The government’s enforcement tools vary by policy, but penalties such as fines, public disclosure of violations, and legal action are commonly used. The government can also use education and awareness campaigns to encourage adherence to certain policies. Because the executive branch primarily enacts and enforces policy, it can also choose not to enforce laws or reverse existing ones without going through Congress.
As part of its enforcement efforts, the Federal Government must be able to communicate with state, local, tribal, and territorial (SLTT) law enforcement about what types of incidents require reporting.
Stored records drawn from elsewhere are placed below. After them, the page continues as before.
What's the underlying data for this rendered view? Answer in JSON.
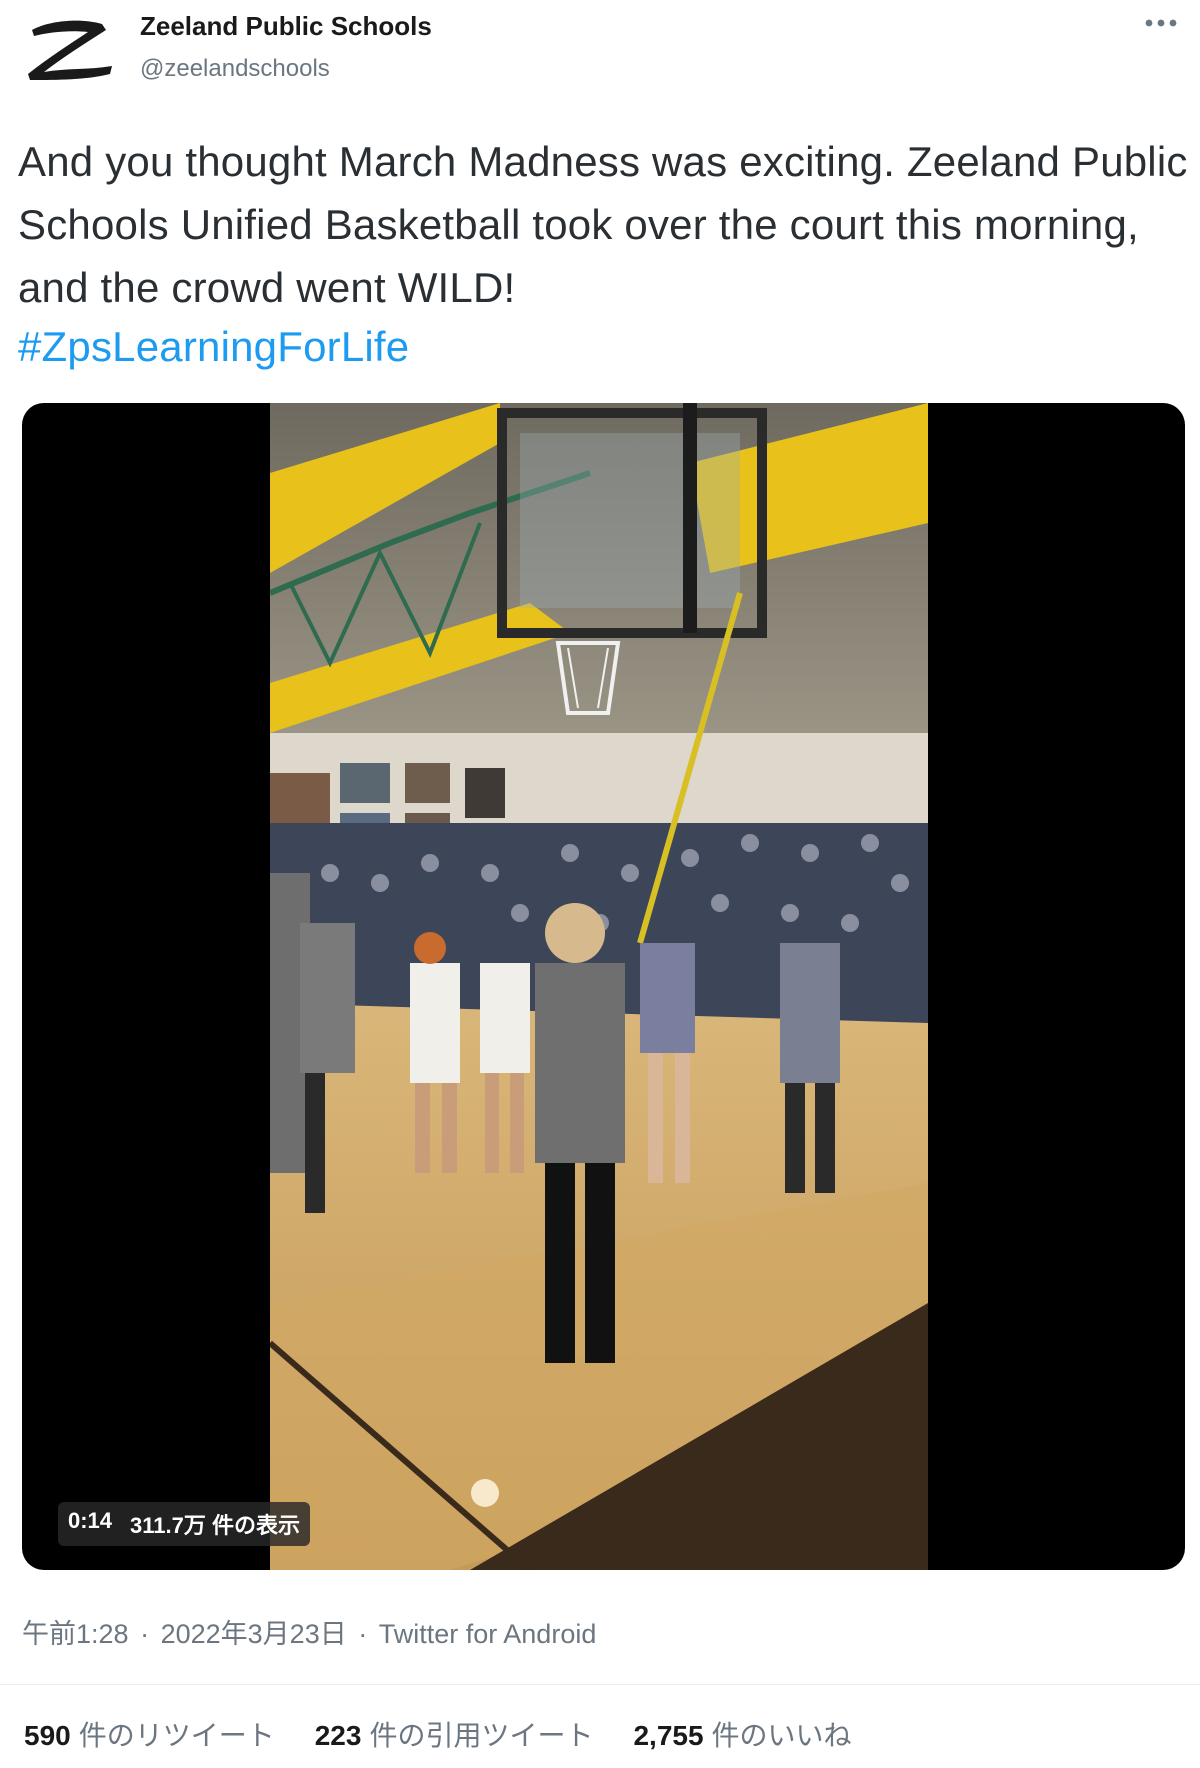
{
  "author": {
    "name": "Zeeland Public Schools",
    "handle": "@zeelandschools",
    "avatar_icon": "zeeland-z-logo-icon"
  },
  "more_icon": "more-dots-icon",
  "tweet": {
    "text": "And you thought March Madness was exciting. Zeeland Public Schools Unified Basketball took over the court this morning, and the crowd went WILD!",
    "hashtag": "#ZpsLearningForLife"
  },
  "video": {
    "duration": "0:14",
    "views": "311.7万 件の表示"
  },
  "meta": {
    "time": "午前1:28",
    "date": "2022年3月23日",
    "source": "Twitter for Android",
    "separator": "·"
  },
  "stats": {
    "retweets": {
      "count": "590",
      "label": "件のリツイート"
    },
    "quotes": {
      "count": "223",
      "label": "件の引用ツイート"
    },
    "likes": {
      "count": "2,755",
      "label": "件のいいね"
    }
  },
  "colors": {
    "link": "#1d9bf0",
    "secondary_text": "#6b7680",
    "media_bg": "#000000"
  }
}
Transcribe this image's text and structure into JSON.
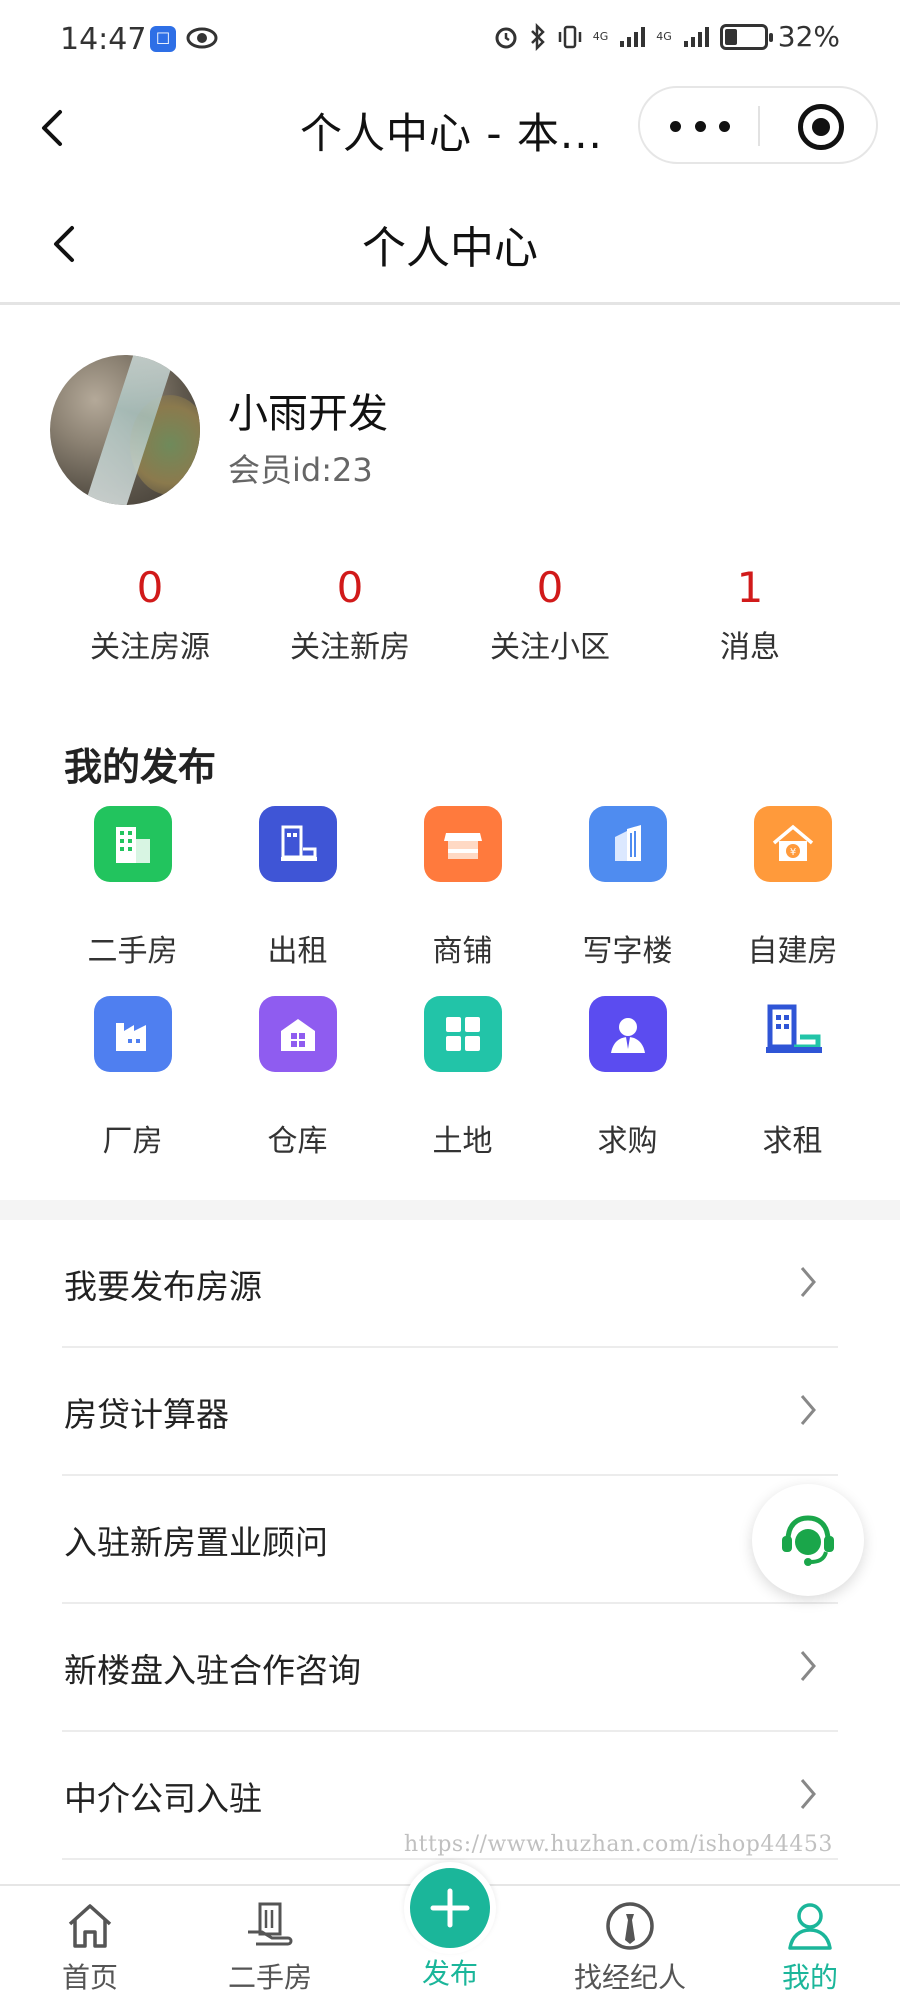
{
  "status_bar": {
    "time": "14:47",
    "signal1": "4G",
    "signal2": "4G",
    "battery_level": 0.32,
    "battery_text": "32%"
  },
  "mini_program": {
    "title": "个人中心 - 本...",
    "icons": [
      "back-icon",
      "more-icon",
      "close-icon"
    ]
  },
  "page": {
    "title": "个人中心"
  },
  "profile": {
    "name": "小雨开发",
    "member_id": "会员id:23"
  },
  "stats": [
    {
      "value": "0",
      "label": "关注房源"
    },
    {
      "value": "0",
      "label": "关注新房"
    },
    {
      "value": "0",
      "label": "关注小区"
    },
    {
      "value": "1",
      "label": "消息"
    }
  ],
  "publish": {
    "title": "我的发布",
    "items": [
      {
        "label": "二手房",
        "icon": "building-icon",
        "color": "#22c45e"
      },
      {
        "label": "出租",
        "icon": "rent-icon",
        "color": "#3f55d6"
      },
      {
        "label": "商铺",
        "icon": "shop-icon",
        "color": "#ff7a3d"
      },
      {
        "label": "写字楼",
        "icon": "office-icon",
        "color": "#4f8cf0"
      },
      {
        "label": "自建房",
        "icon": "house-icon",
        "color": "#ff9a3b"
      },
      {
        "label": "厂房",
        "icon": "factory-icon",
        "color": "#4f7ff0"
      },
      {
        "label": "仓库",
        "icon": "warehouse-icon",
        "color": "#8f5cf0"
      },
      {
        "label": "土地",
        "icon": "land-icon",
        "color": "#22c4a8"
      },
      {
        "label": "求购",
        "icon": "buyer-icon",
        "color": "#5b4cf0"
      },
      {
        "label": "求租",
        "icon": "tenant-icon",
        "color": "#2f55d6"
      }
    ]
  },
  "menu": [
    {
      "label": "我要发布房源"
    },
    {
      "label": "房贷计算器"
    },
    {
      "label": "入驻新房置业顾问"
    },
    {
      "label": "新楼盘入驻合作咨询"
    },
    {
      "label": "中介公司入驻"
    }
  ],
  "watermark": "https://www.huzhan.com/ishop44453",
  "tabbar": {
    "items": [
      {
        "label": "首页",
        "icon": "home-icon"
      },
      {
        "label": "二手房",
        "icon": "secondhand-house-icon"
      },
      {
        "label": "发布",
        "icon": "plus-icon"
      },
      {
        "label": "找经纪人",
        "icon": "agent-icon"
      },
      {
        "label": "我的",
        "icon": "user-icon"
      }
    ],
    "active_color": "#1bb69a"
  }
}
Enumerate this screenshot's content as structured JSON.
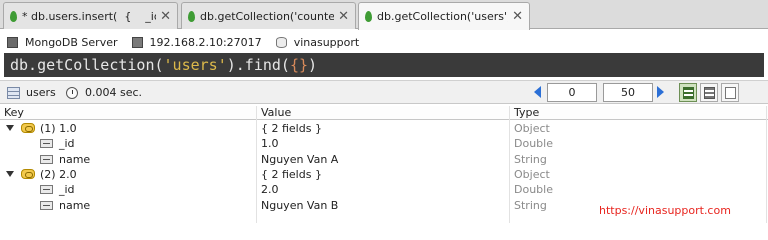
{
  "tabs": [
    {
      "label": "* db.users.insert(  {    _id...",
      "active": false,
      "close": "✕"
    },
    {
      "label": "db.getCollection('counters'...",
      "active": false,
      "close": "✕"
    },
    {
      "label": "db.getCollection('users').fin...",
      "active": true,
      "close": "✕"
    }
  ],
  "connection": {
    "server": "MongoDB Server",
    "host": "192.168.2.10:27017",
    "database": "vinasupport"
  },
  "query": {
    "prefix": "db.getCollection(",
    "string": "'users'",
    "middle": ").find(",
    "braces": "{}",
    "suffix": ")"
  },
  "results_toolbar": {
    "collection": "users",
    "time": "0.004 sec.",
    "skip": "0",
    "limit": "50"
  },
  "table": {
    "headers": {
      "key": "Key",
      "value": "Value",
      "type": "Type"
    },
    "rows": [
      {
        "key": "(1) 1.0",
        "value": "{ 2 fields }",
        "type": "Object"
      },
      {
        "key": "_id",
        "value": "1.0",
        "type": "Double"
      },
      {
        "key": "name",
        "value": "Nguyen Van A",
        "type": "String"
      },
      {
        "key": "(2) 2.0",
        "value": "{ 2 fields }",
        "type": "Object"
      },
      {
        "key": "_id",
        "value": "2.0",
        "type": "Double"
      },
      {
        "key": "name",
        "value": "Nguyen Van B",
        "type": "String"
      }
    ]
  },
  "watermark": "https://vinasupport.com",
  "colors": {
    "query_background": "#3a3a3a",
    "query_string": "#dcb94a",
    "leaf_icon": "#3f9c35",
    "pager_arrows": "#2b6fd6",
    "watermark": "#e8251f"
  }
}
This communication is facilitated by the National Cybersecurity Incident Reporting Tool, which can be used by SLTT police to identify and report cyber incidents and their possible consequences.
Monitor the Internet
As the world becomes more connected, protecting critical infrastructure — such as electricity and water — from cyberattacks has become a national priority. To do so, federal agencies and critical infrastructure owners and operators must share information on cyber threats. However, long-standing challenges impede effective information sharing. For example, representatives from one nonfederal partner reported that it took them about 5 months after a threat was identified by the FBI to receive a briefing on that threat.
To help address these challenges, the government can provide more resources for state, local, tribal and territorial (SLTT) law enforcement to respond to cyber incidents. This includes providing SLTT law enforcement with training opportunities and sharing cyber incident reporting guidance. It can also provide them with access to federally funded forensic analysis capabilities and support for conducting large-scale data analytics to identify common cyber attack patterns.
In addition, the government should actively monitor the Internet to detect and respond to cyberthreats. It can do this by establishing a 24/7 Cyber Situational Awareness and Response Center (NCCIC), which provides government, private sector, and international partners with centralized visibility into cyber threats. The NCCIC can also coordinate with nongovernmental organizations to respond to and mitigate cyberattacks against the United States, including its citizens and its businesses.
The NCCIC can also leverage existing national-security intelligence to assess threats against the United States. This helps the NCCIC to identify and prioritize the most serious threats for the Federal Government to tackle.
Finally, the NCCIC can use its threat intelligence to guide the development of more secure federal systems. This can include developing cybersecurity best practices, advancing toward Zero Trust Architecture, and speeding up movement to secure cloud services, such as Software as a Service.
The NCCIC can also work with the private sector to develop and deploy enduring “leap-ahead” technologies, strategies, and programs that can increase cybersecurity by orders of magnitude above current systems. It can do this by identifying and communicating common needs for research in these areas and working with the private sector to identify high-risk/high-payoff research activities that would benefit from mutual investment.